Le mois dernier, le gouvernement néerlandais a rendu publiques ses propositions pour limiter les nuisances liées au « narcotourisme ». Entre la fin de cette année et début 2012, les fameux coffee shops deviendraient des clubs privés accessibles aux seuls citoyens ou résidents néerlandais. Pour y accéder, ces derniers devront être majeurs et prendre une carte de membre valable un an. Le gouvernement souhaite également limiter le nombre total de coffee shops. Si Wernard Bruining défend depuis longtemps l’idée de « cannabis clubs » réservés aux membres, il explique aux Inrocks pourquoi la formule proposée par le gouvernement ne lui paraît pas la bonne.

Quelle a été votre réaction en apprenant les projets du gouvernement concernant les coffee shops?

Il ne s’agit encore que d’idées, pas de lois. Et il y a des chances que ce système de « passes cannabis » pour bannir les étrangers n’ait jamais force de loi. C’est compliqué juridiquement: ça voudrait dire que l’Etat oblige des hommes d’affaires, des citoyens, à délivrer des passes permettant d’acheter quelque chose qui reste illégal… [le cannabis n'est que toléré aux Pays-Bas, ndlr]

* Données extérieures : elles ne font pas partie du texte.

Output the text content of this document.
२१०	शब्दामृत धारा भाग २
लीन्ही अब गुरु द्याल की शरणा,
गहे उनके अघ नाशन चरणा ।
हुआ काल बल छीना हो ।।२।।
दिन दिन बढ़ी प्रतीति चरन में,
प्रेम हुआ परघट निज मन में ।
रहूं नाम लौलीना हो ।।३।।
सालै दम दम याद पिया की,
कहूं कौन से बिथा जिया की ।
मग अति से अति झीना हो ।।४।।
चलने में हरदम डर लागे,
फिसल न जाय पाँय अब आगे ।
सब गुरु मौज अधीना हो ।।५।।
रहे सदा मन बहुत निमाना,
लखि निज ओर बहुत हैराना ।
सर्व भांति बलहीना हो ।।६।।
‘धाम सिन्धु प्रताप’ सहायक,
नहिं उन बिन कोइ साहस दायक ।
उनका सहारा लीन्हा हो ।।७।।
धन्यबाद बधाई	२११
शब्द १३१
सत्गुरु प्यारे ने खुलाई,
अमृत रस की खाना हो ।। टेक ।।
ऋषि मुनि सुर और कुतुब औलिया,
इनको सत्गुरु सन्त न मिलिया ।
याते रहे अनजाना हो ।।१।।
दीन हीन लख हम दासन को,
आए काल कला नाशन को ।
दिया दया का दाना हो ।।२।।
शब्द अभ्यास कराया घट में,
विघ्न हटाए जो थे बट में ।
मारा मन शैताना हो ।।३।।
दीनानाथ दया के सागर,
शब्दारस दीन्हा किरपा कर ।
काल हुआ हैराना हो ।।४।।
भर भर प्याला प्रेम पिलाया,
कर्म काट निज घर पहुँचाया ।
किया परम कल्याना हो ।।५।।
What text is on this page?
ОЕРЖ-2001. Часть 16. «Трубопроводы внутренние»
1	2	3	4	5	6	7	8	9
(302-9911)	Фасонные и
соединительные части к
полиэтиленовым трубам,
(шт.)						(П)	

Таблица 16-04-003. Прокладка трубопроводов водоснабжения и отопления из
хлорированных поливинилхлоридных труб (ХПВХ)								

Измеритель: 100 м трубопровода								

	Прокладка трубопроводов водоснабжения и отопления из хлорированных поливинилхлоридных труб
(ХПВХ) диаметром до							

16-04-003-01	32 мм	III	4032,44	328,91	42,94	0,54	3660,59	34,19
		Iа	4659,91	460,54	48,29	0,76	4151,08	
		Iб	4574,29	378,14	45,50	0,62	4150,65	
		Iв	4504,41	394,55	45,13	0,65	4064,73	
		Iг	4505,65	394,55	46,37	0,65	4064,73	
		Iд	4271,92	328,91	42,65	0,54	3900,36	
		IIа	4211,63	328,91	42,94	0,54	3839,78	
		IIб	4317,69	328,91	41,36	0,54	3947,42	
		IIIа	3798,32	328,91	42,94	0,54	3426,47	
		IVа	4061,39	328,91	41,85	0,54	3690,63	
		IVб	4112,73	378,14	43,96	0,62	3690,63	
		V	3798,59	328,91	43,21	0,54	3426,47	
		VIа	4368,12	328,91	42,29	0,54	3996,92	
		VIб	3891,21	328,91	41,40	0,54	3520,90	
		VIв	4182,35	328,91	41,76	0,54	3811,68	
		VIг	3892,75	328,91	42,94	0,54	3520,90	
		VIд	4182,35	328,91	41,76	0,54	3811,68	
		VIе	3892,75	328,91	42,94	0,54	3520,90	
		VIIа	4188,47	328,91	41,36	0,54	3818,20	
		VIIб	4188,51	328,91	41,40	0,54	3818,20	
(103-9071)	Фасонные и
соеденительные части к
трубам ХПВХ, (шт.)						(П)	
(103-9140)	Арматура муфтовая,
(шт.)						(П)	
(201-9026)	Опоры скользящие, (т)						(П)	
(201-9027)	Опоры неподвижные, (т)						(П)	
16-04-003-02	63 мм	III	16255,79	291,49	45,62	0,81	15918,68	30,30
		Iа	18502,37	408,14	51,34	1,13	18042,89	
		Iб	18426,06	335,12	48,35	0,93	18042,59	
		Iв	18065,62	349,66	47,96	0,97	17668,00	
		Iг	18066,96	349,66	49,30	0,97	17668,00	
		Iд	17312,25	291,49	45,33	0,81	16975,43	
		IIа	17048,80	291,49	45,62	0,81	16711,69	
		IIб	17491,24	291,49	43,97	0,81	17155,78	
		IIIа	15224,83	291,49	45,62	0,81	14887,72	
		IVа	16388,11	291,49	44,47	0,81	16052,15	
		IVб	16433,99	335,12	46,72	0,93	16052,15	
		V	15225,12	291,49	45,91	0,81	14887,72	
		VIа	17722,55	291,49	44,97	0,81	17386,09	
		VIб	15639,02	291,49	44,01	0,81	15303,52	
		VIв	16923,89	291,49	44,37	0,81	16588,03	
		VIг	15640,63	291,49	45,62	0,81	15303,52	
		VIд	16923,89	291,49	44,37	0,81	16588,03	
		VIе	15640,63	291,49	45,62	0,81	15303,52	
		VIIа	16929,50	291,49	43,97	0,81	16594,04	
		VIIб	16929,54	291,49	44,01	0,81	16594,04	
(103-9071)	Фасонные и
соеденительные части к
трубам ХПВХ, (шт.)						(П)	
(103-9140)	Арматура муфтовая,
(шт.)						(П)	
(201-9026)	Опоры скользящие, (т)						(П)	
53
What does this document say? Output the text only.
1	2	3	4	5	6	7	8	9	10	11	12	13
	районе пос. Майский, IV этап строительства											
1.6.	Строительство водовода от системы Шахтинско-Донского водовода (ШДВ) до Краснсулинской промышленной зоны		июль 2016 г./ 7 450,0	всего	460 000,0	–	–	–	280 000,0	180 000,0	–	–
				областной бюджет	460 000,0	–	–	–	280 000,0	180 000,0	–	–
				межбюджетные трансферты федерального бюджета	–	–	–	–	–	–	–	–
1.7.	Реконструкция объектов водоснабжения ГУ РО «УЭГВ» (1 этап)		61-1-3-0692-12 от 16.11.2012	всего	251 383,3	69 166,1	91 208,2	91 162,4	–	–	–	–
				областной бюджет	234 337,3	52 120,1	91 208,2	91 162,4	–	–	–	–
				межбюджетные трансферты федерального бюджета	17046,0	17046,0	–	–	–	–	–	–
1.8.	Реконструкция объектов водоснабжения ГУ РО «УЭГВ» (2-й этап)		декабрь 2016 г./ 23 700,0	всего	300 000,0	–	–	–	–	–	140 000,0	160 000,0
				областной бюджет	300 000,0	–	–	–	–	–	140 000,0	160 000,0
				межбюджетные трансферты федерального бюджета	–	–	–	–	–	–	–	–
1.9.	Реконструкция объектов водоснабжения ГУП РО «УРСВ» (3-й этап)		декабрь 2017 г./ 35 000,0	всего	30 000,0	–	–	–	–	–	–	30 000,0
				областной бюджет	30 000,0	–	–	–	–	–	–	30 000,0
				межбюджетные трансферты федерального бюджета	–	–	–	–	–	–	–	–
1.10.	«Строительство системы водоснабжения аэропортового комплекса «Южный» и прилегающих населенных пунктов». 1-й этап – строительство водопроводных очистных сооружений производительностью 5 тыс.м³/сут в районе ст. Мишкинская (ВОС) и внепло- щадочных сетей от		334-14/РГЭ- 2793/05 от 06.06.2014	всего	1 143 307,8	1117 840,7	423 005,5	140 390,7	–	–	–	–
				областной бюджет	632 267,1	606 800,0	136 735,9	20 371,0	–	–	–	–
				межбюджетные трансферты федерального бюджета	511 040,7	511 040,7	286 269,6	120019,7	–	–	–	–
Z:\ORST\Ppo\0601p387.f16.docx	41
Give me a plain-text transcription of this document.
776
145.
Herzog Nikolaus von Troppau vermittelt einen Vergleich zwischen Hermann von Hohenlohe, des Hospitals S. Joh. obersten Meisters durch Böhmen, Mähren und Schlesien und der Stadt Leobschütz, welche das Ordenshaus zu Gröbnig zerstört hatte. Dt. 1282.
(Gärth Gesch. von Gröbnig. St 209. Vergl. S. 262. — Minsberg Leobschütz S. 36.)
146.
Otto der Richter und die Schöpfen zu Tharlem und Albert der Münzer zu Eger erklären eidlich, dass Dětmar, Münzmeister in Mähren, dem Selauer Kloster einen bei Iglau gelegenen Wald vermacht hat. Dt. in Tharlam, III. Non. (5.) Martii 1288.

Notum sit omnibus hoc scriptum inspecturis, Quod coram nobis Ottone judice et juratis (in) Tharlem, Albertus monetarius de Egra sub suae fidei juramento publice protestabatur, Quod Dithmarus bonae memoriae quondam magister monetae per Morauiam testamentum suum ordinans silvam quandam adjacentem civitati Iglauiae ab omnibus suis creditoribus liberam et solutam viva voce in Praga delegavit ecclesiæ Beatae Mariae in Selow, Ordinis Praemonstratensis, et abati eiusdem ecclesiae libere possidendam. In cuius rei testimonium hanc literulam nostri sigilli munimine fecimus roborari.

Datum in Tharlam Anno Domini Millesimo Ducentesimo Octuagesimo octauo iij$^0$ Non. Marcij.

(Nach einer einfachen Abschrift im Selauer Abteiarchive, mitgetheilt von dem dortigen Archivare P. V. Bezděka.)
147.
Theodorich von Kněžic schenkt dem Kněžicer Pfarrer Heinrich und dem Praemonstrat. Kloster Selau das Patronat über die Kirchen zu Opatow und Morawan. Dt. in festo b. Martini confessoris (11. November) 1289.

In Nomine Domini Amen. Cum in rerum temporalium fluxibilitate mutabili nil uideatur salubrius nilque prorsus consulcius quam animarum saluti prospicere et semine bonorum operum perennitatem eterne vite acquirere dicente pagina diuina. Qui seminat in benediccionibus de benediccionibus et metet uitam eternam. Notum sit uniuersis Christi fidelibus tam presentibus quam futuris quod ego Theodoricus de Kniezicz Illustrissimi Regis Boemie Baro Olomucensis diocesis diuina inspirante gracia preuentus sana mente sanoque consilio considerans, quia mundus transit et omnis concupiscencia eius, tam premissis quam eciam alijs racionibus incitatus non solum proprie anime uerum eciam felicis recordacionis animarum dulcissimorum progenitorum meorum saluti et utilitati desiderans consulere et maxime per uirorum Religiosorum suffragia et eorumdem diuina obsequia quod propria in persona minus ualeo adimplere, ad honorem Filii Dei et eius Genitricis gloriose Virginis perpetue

De plus, il y a des chances qu’ils réalisent que ce système est inutile. Pour arriver au même résultat, il suffit de limiter le nombre de membres que peut avoir un « cannabis club », peu importe leur nationalité. Ça pourrait constituer une porte de sorties pour des municipalités comme Amsterdam qui ne veulent aucune restriction. Elles pourraient mettre en place des clubs avec des cartes de membres provisoires. Car lorsqu’un étranger dort dans un hôtel, dans un sens il réside aux Pays-Bas. Ce n’est pas comme un narcotouriste qui prend sa voiture, va dans le coffee shop le plus près de la frontière et repart. Là c’est de l’exportation.

Je pense qu’à terme, nous aurons effectivement des cannabis clubs réservés aux seuls membres, mais dont les étrangers pourront faire partie, pour quelques semaines par exemple.

Est-ce que les propriétaires de coffee shops sont inquiets?

Pas du tout. Ils pensent que rien ne va se passer. Ce n’est pas très réaliste, mais bon… Et si ça arrivait quand même, ils arrêteront, c’est tout. Il y en a qui sont déjà millionnaires parmi eux. Enfin, pour des institutions comme le Bulldog [la plus célèbre chaîne de coffee shops des Pays-Bas, ndlr], ils ne tirent que 15 à 20% de leurs revenus du cannabis. L’essentiel vient de la bière, des alcools forts, des souvenirs vendus aux touristes…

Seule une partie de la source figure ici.